The new contactless technology – predictive touch, uses artificial intelligence and sensors to control touchscreen systems in a car “without needing to touch the screen,” Jaguar Land Rover said in a statement.
A gesture tracker uses vision-based or radio frequency-based sensors to combine contextual information, such as user profile, interface design and environmental conditions, with data available from other sensors, such as an eye-gaze tracker, to infer user’s intent in real time, it added.
JLR says the technology predicts a user’s intended target on the screen early in the pointing task, speeding up the interaction process and reducing time and effort needed to use a touchscreen by up to 50%, based on lab tests and on-road trials.
Touchscreen systems are becoming an integral part of a car’s infotainment system.
Individual’s driving style and other factors like road and weather conditions may lead to a few missed attempts to control the screen.
“The technology also offers us the chance to make vehicles safer by reducing the cognitive load on drivers and increasing the amount of time they can spend focused on the road ahead,” Lee Skrypchuk, Human Machine Interface Technical Specialist at JLR, said.

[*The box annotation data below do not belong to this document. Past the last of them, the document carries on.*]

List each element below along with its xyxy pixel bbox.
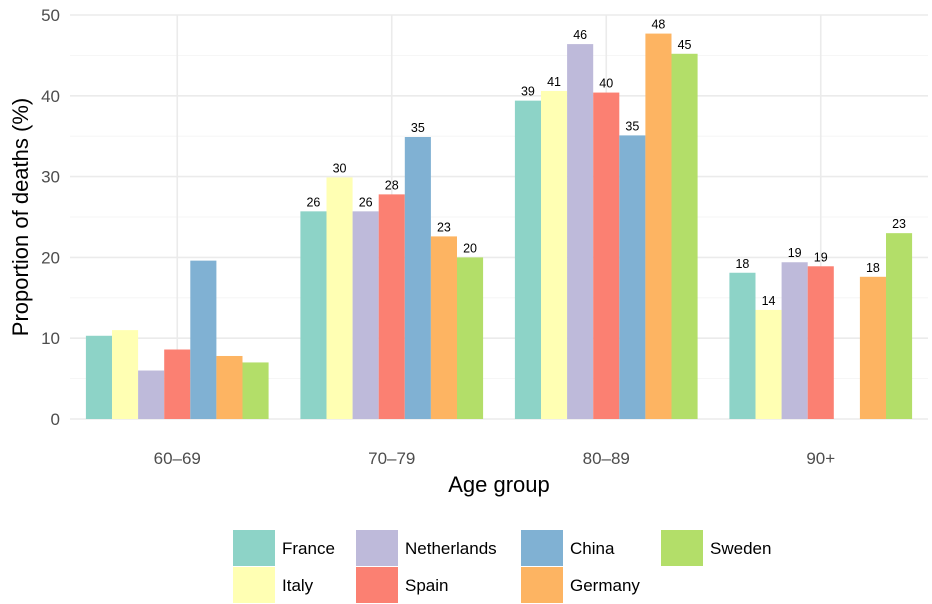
data-label: 48 [651,18,665,32]
legend-item: Netherlands [356,530,497,566]
legend-item: Germany [521,567,640,603]
legend-item: Spain [356,567,448,603]
legend-swatch [661,530,703,566]
y-tick-label: 30 [41,168,60,187]
x-tick-label: 80–89 [583,449,630,468]
legend-swatch [356,530,398,566]
bar [755,309,782,419]
x-axis-title: Age group [448,472,550,497]
bar [859,276,886,419]
bar [671,53,698,420]
bar [352,211,379,419]
x-tick-label: 60–69 [154,449,201,468]
data-label: 19 [814,250,828,264]
bar [112,330,139,419]
bar [85,335,112,419]
data-label: 26 [306,195,320,209]
data-label: 28 [385,178,399,192]
data-label: 19 [788,246,802,260]
bar [567,44,594,419]
data-label: 46 [573,28,587,42]
bar [457,257,484,419]
bar [378,194,405,419]
bars [85,33,913,420]
bar [242,362,269,419]
data-label: 26 [359,195,373,209]
data-label: 23 [437,220,451,234]
legend-item: China [521,530,615,566]
x-tick-label: 90+ [806,449,835,468]
data-label: 40 [599,77,613,91]
bar [514,100,541,419]
data-label: 41 [547,75,561,89]
bar [138,370,165,419]
y-tick-label: 40 [41,87,60,106]
y-axis-title: Proportion of deaths (%) [8,98,33,336]
y-tick-label: 10 [41,329,60,348]
legend-label: Italy [282,576,314,595]
data-label: 39 [521,85,535,99]
bar [326,177,353,419]
legend-item: Sweden [661,530,771,566]
x-tick-label: 70–79 [368,449,415,468]
bar [807,266,834,419]
x-axis-ticks: 60–69 70–79 80–89 90+ [154,449,836,468]
data-label: 18 [866,261,880,275]
legend-label: China [570,539,615,558]
y-tick-label: 50 [41,6,60,25]
bar [781,262,808,419]
bar [300,211,327,419]
legend-swatch [521,530,563,566]
legend-swatch [233,530,275,566]
legend-swatch [521,567,563,603]
data-label: 45 [678,38,692,52]
y-tick-label: 0 [51,410,60,429]
legend-item: France [233,530,335,566]
y-tick-label: 20 [41,248,60,267]
data-labels: 26 39 18 30 41 14 26 46 19 28 40 19 35 35 23 48 18 20 45 23 [306,18,906,308]
data-label: 35 [625,119,639,133]
legend-swatch [356,567,398,603]
legend-swatch [233,567,275,603]
data-label: 30 [333,161,347,175]
bar [593,92,620,420]
legend-label: France [282,539,335,558]
legend-label: Spain [405,576,448,595]
bar [541,90,568,420]
data-label: 14 [762,294,776,308]
bar [164,349,191,419]
bar [886,233,913,419]
legend: France Netherlands China Sweden Italy Spain Ge… [233,530,771,603]
bar [645,33,672,420]
legend-item: Italy [233,567,314,603]
legend-label: Netherlands [405,539,497,558]
bar [190,260,217,419]
legend-label: Sweden [710,539,771,558]
bar [729,272,756,419]
bar [404,137,431,419]
bar [619,135,646,419]
bar [430,236,457,419]
y-axis-ticks: 0 10 20 30 40 50 [41,6,60,429]
bar [216,355,243,419]
data-label: 35 [411,121,425,135]
data-label: 23 [892,217,906,231]
data-label: 18 [735,257,749,271]
legend-label: Germany [570,576,640,595]
data-label: 20 [463,241,477,255]
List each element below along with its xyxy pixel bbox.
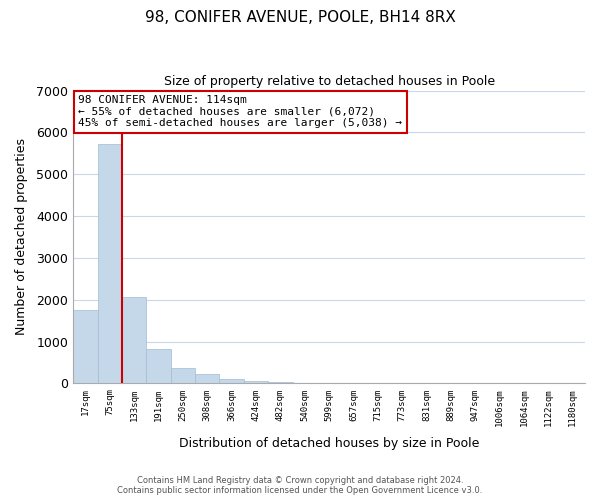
Text: 98, CONIFER AVENUE, POOLE, BH14 8RX: 98, CONIFER AVENUE, POOLE, BH14 8RX [145,10,455,25]
Bar [244,381,268,384]
Bar [293,383,317,384]
Bar [73,310,98,384]
Text: 98 CONIFER AVENUE: 114sqm
← 55% of detached houses are smaller (6,072)
45% of se: 98 CONIFER AVENUE: 114sqm ← 55% of detac… [79,95,403,128]
Bar [122,297,146,384]
Bar [98,144,122,384]
X-axis label: Distribution of detached houses by size in Poole: Distribution of detached houses by size … [179,437,479,450]
Bar [195,374,220,384]
Bar [220,379,244,384]
Text: Contains HM Land Registry data © Crown copyright and database right 2024.
Contai: Contains HM Land Registry data © Crown c… [118,476,482,495]
Bar [170,368,195,384]
Title: Size of property relative to detached houses in Poole: Size of property relative to detached ho… [164,75,494,88]
Y-axis label: Number of detached properties: Number of detached properties [15,138,28,336]
Bar [146,348,170,384]
Bar [268,382,293,384]
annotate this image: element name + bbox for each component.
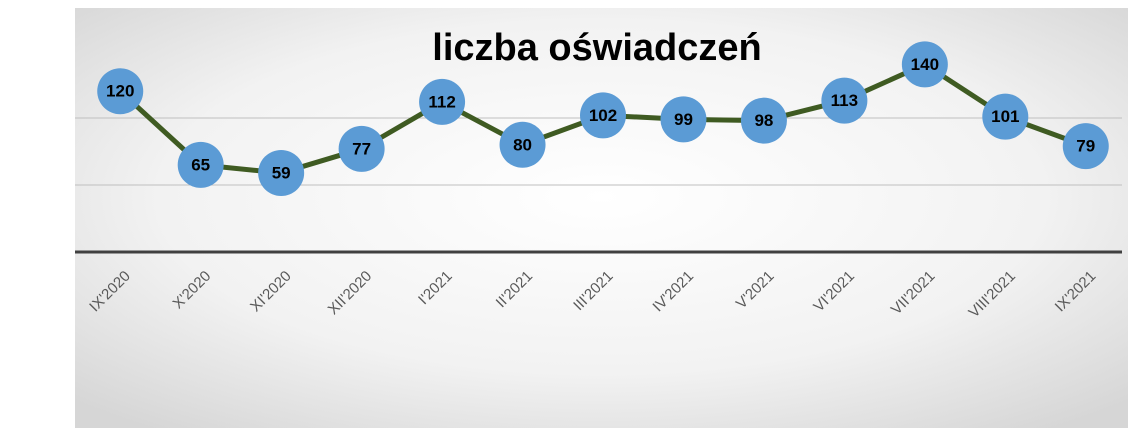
data-label: 112 bbox=[428, 92, 455, 111]
data-marker bbox=[338, 125, 385, 172]
data-label: 101 bbox=[991, 107, 1019, 126]
data-marker bbox=[177, 141, 224, 188]
chart-background bbox=[75, 8, 1128, 428]
data-label: 102 bbox=[589, 106, 617, 125]
data-label: 99 bbox=[674, 110, 693, 129]
chart-title: liczba oświadczeń bbox=[432, 27, 761, 69]
data-label: 80 bbox=[513, 135, 532, 154]
data-label: 98 bbox=[754, 111, 773, 130]
data-marker bbox=[258, 149, 305, 196]
data-marker bbox=[740, 97, 787, 144]
data-label: 77 bbox=[352, 139, 371, 158]
data-label: 113 bbox=[831, 91, 858, 110]
data-marker bbox=[821, 77, 868, 124]
data-label: 65 bbox=[191, 155, 210, 174]
data-label: 120 bbox=[106, 82, 134, 101]
data-marker bbox=[982, 93, 1029, 140]
data-marker bbox=[901, 41, 948, 88]
data-marker bbox=[499, 121, 546, 168]
data-label: 140 bbox=[911, 55, 939, 74]
data-marker bbox=[660, 96, 707, 143]
data-label: 79 bbox=[1076, 137, 1095, 156]
data-marker bbox=[419, 78, 466, 125]
data-marker bbox=[1062, 123, 1109, 170]
data-marker bbox=[97, 68, 144, 115]
data-label: 59 bbox=[272, 163, 291, 182]
data-marker bbox=[580, 92, 626, 139]
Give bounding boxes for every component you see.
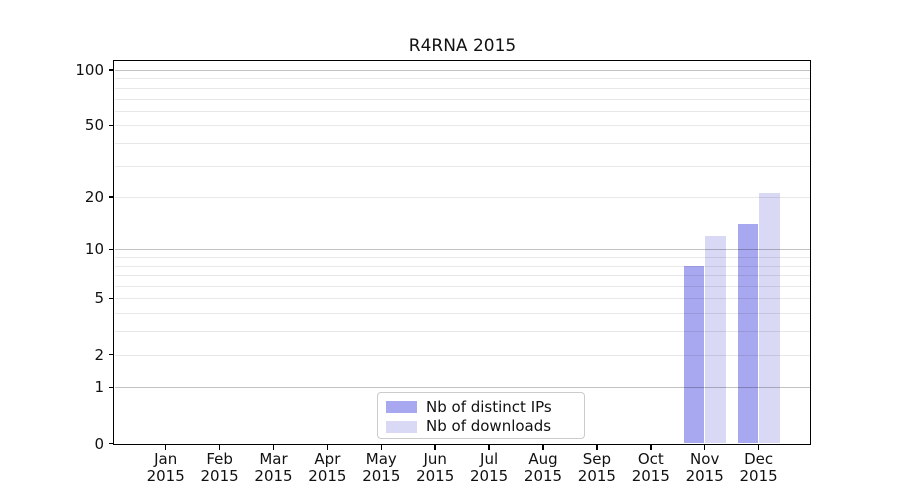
x-axis-tick-label: May 2015 [362, 450, 401, 485]
x-axis-tick-label: Dec 2015 [739, 450, 778, 485]
legend-swatch-downloads [386, 420, 417, 433]
x-tick-mark [596, 445, 598, 450]
y-axis-tick-label: 5 [94, 289, 104, 308]
x-axis-tick-label: Jun 2015 [416, 450, 455, 485]
legend-label: Nb of distinct IPs [426, 397, 552, 416]
gridline-minor [114, 354, 810, 356]
x-axis-tick-label: Aug 2015 [523, 450, 563, 485]
y-tick-mark [108, 353, 113, 356]
gridline-minor [114, 165, 810, 167]
gridline-minor [114, 78, 810, 80]
y-axis-tick-label: 20 [84, 188, 104, 207]
y-axis-tick-label: 0 [94, 434, 104, 453]
bar-dec-2015-downloads [759, 193, 780, 444]
bar-nov-2015-distinct-ips [683, 265, 705, 444]
x-axis-tick-label: Jan 2015 [146, 450, 185, 485]
y-tick-mark [108, 297, 113, 300]
bar-dec-2015-distinct-ips [737, 224, 759, 444]
x-tick-mark [542, 445, 544, 450]
x-axis-tick-label: Apr 2015 [308, 450, 347, 485]
gridline-major [114, 70, 810, 71]
x-tick-mark [757, 445, 760, 450]
x-axis-tick-label: Jul 2015 [470, 450, 509, 485]
x-axis-tick-label: Sep 2015 [577, 450, 616, 485]
y-tick-mark [108, 69, 113, 71]
gridline-minor [114, 142, 810, 144]
x-axis-tick-label: Oct 2015 [631, 450, 670, 485]
y-tick-mark [108, 124, 113, 127]
x-tick-mark [164, 445, 167, 450]
gridline-minor [114, 313, 810, 315]
gridline-minor [114, 197, 810, 199]
x-tick-mark [218, 445, 221, 450]
gridline-minor [114, 98, 810, 100]
gridline-major [114, 249, 810, 251]
x-tick-mark [380, 445, 383, 450]
x-tick-mark [650, 445, 652, 450]
gridline-minor [114, 298, 810, 300]
y-tick-mark [108, 442, 113, 445]
y-tick-mark [108, 196, 113, 198]
legend: Nb of distinct IPs Nb of downloads [377, 391, 585, 439]
x-tick-mark [488, 445, 490, 450]
x-tick-mark [326, 445, 329, 450]
gridline-minor [114, 125, 810, 127]
legend-item: Nb of downloads [378, 417, 584, 437]
x-axis-tick-label: Nov 2015 [685, 450, 724, 485]
y-tick-mark [108, 386, 113, 389]
bar-nov-2015-downloads [705, 235, 726, 444]
gridline-minor [114, 286, 810, 288]
gridline-minor [114, 110, 810, 112]
legend-swatch-distinct-ips [386, 401, 417, 414]
y-axis-tick-label: 50 [84, 116, 104, 135]
legend-label: Nb of downloads [426, 417, 552, 436]
y-axis-tick-label: 100 [75, 61, 104, 79]
x-tick-mark [434, 445, 436, 450]
y-axis-tick-label: 10 [84, 240, 104, 259]
chart-title: R4RNA 2015 [408, 36, 517, 56]
gridline-minor [114, 331, 810, 333]
x-axis-tick-label: Feb 2015 [200, 450, 239, 485]
y-tick-mark [108, 248, 113, 251]
y-axis-tick-label: 2 [94, 345, 104, 364]
gridline-minor [114, 275, 810, 277]
gridline-minor [114, 257, 810, 259]
legend-item: Nb of distinct IPs [378, 398, 584, 418]
gridline-minor [114, 265, 810, 267]
y-axis-tick-label: 1 [94, 378, 104, 397]
gridline-minor [114, 87, 810, 89]
x-tick-mark [703, 445, 706, 450]
x-tick-mark [272, 445, 275, 450]
x-axis-tick-label: Mar 2015 [254, 450, 293, 485]
gridline-major [114, 387, 810, 389]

Since it is a software-based solution, it can also be used on existing touchscreens and interactive displays, provided the machine learning algorithm receives accurate sensor data. It can also be personalised for a user or a particular display size owing to the design flexibilities.
“Our technology has numerous advantages over more basic mid-air interaction techniques or conventional gesture recognition, because it supports intuitive interactions with legacy interface designs and doesn’t require any learning on the part of the user,” said Dr. Bashar Ahmad of Cambridge University.